Being honest about the causal effects of poor socioecologies upon mental health would be a good starting point when looking at preventative approaches. Instead of setting up expensive infrastructures to treat symptoms, empowering people with knowledge about such connections helps people to make sense and meaning of their suffering. Rather than being left under the illusion that their responses are dysfunctional, people can at least begin to recognise where the dysfunction really lays.
Conclusion
We know that the quality of living conditions is vital to the ability of human beings to thrive, so there needs to be more focus on creating conditions that embody human rights, person-centred, community-focussed, fully participatory environments in the first place. By continuing to fail to recognise distress as a barometer of poor conditions, we risk exporting a destructive model of symptom management that will leave people in such conditions with the added burden of a diagnosis of malfunction located within their person.
do we have a “poor conditions in which we expect people to live while telling them that their responses are psychological illness” crisis?

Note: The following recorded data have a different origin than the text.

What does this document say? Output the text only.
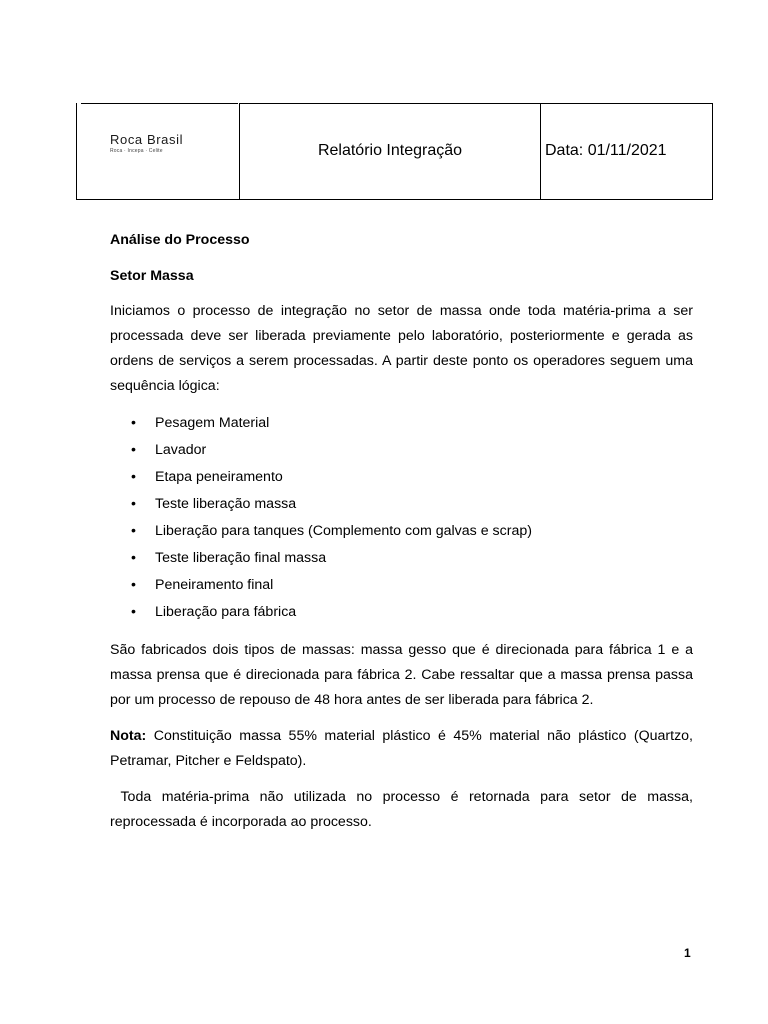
Roca Brasil
Roca · Incepa · Celite	Relatório Integração	Data: 01/11/2021
Análise do Processo
Setor Massa

Iniciamos o processo de integração no setor de massa onde toda matéria-prima a ser processada deve ser liberada previamente pelo laboratório, posteriormente e gerada as ordens de serviços a serem processadas. A partir deste ponto os operadores seguem uma sequência lógica:

• Pesagem Material
• Lavador
• Etapa peneiramento
• Teste liberação massa
• Liberação para tanques (Complemento com galvas e scrap)
• Teste liberação final massa
• Peneiramento final
• Liberação para fábrica

São fabricados dois tipos de massas: massa gesso que é direcionada para fábrica 1 e a massa prensa que é direcionada para fábrica 2. Cabe ressaltar que a massa prensa passa por um processo de repouso de 48 hora antes de ser liberada para fábrica 2.

Nota: Constituição massa 55% material plástico é 45% material não plástico (Quartzo, Petramar, Pitcher e Feldspato).

Toda matéria-prima não utilizada no processo é retornada para setor de massa, reprocessada é incorporada ao processo.

1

My research so far has confirmed for me that the conditions in which we live our lives as human beings largely dictate whether or not we are able to thrive physically, emotionally, and psychologically. Acknowledging this leads me to conclude that poor mental health is a by-product of poor conditions. This leaves me in conflict with the Global Mental Health agenda, where the emphasis is on providing better access to psychological support. I feel that while psychological support is very important, the evidence is that biomedical treatments beget more treatments, to no avail, if causal factors remain unaddressed.
As I contemplate the direction of my research PhD, I’m conscious that my question is: Do we really have a Global Mental Health crisis on this planet, or do we have a “poor conditions in which we expect people to live while telling them that their responses are psychological illness” crisis? This question ties in with the beginning of my journey into working in the field of mental health, where my own experience of diagnosis and treatment created a barrier to recovery which needed to be dismantled before recovery could take place. I feel that a similar dismantling of a psychiatric system built on the flawed premise of brain malfunction may be necessary for the benefit of Global Mental Health.
THankyou for your thoughtful blog and the research that you are doing. I like the analogy here and agree wholeheartedly with your conclusions. Prevention is always better than cure but sadly we have to work from where we are. Two pronged approach, rescuing the harmed and preventing the harm from happening in the first place.